7 Zaś manna była jak koriandrowe ziarno, a na spojrzenie jakby widok perły.
8 Lud się rozchodził i ją zbierał, po czym mielił w żarnach, lub tłukł w moździerzach oraz gotował w kotle, czy robił z niej pierogi. Zaś jej smak był jak smak łakoci na oliwie.
9 A gdy w nocy padała na obóz rosa spadała też z nią manna.
10 Mojżesz słyszał jak lud płacze po swoich domach, każdy u wejścia do swojego namiotu. Zatem wielce zapłonął gniew WIEKUISTEGO, a i w oczach Mojżesza było to złe.
11 Więc Mojżesz powiedział do WIEKUISTEGO: Czemu uczyniłeś tak źle Twojemu słudze?

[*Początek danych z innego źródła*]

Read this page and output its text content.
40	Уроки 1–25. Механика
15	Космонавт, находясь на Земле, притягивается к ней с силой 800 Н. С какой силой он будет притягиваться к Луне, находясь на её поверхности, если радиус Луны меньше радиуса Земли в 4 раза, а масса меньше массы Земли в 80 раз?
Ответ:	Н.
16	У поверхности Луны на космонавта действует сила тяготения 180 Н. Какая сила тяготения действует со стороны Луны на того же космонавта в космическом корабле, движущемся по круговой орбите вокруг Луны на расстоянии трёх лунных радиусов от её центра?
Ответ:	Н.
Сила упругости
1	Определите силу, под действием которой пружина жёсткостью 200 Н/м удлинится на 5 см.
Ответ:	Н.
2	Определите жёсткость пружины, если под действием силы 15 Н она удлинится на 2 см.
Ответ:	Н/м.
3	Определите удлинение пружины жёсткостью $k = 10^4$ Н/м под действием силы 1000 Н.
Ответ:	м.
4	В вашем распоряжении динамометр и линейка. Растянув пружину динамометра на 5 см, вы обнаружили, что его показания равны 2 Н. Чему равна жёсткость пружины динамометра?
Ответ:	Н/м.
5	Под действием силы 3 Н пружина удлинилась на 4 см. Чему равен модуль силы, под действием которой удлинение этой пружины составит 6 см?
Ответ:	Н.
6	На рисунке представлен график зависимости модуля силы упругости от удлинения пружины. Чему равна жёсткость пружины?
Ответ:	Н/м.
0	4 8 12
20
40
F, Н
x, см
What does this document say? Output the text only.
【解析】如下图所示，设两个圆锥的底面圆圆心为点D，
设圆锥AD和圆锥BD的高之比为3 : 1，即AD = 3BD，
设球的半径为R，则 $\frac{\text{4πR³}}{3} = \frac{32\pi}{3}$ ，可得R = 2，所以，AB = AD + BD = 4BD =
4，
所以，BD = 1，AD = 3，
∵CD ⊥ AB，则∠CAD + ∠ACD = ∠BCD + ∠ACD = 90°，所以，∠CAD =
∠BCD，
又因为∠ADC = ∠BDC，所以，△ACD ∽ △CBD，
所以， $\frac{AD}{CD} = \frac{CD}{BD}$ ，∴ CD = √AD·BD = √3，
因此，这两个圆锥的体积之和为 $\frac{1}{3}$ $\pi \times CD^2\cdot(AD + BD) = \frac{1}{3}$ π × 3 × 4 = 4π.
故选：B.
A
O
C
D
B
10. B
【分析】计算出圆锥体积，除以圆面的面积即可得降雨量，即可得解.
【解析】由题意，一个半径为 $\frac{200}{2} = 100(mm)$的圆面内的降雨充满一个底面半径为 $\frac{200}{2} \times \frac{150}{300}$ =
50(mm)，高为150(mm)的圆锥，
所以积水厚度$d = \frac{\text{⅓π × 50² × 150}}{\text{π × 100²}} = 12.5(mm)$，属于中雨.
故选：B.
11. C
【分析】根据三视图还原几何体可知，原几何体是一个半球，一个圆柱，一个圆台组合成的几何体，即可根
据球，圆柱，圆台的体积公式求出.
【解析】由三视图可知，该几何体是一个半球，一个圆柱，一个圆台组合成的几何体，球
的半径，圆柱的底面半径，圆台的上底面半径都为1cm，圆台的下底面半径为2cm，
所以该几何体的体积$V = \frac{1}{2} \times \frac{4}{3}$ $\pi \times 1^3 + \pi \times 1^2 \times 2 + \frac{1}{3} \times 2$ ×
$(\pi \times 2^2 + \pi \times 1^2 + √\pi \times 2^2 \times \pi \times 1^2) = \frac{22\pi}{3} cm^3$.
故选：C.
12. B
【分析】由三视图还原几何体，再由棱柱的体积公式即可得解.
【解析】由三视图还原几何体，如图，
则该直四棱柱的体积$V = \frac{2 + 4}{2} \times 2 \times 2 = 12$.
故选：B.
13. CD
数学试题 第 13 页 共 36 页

Czemu nie znalazłem łaski w Twoich oczach i włożyłeś na mnie brzemię całego tego ludu.
12 Czy ja począłem cały ten lud? Czy ja go urodziłem, że do mnie mówisz zanieś go na twym łonie do ziemi, którą zaprzysiągłeś jego ojcom, jak piastunka nosi niemowlę?
13 Skąd ja mam brać mięso, aby dać całemu temu ludowi? Bowiem płaczą nade mną, mówiąc: Daj nam mięsa, abyśmy jedli.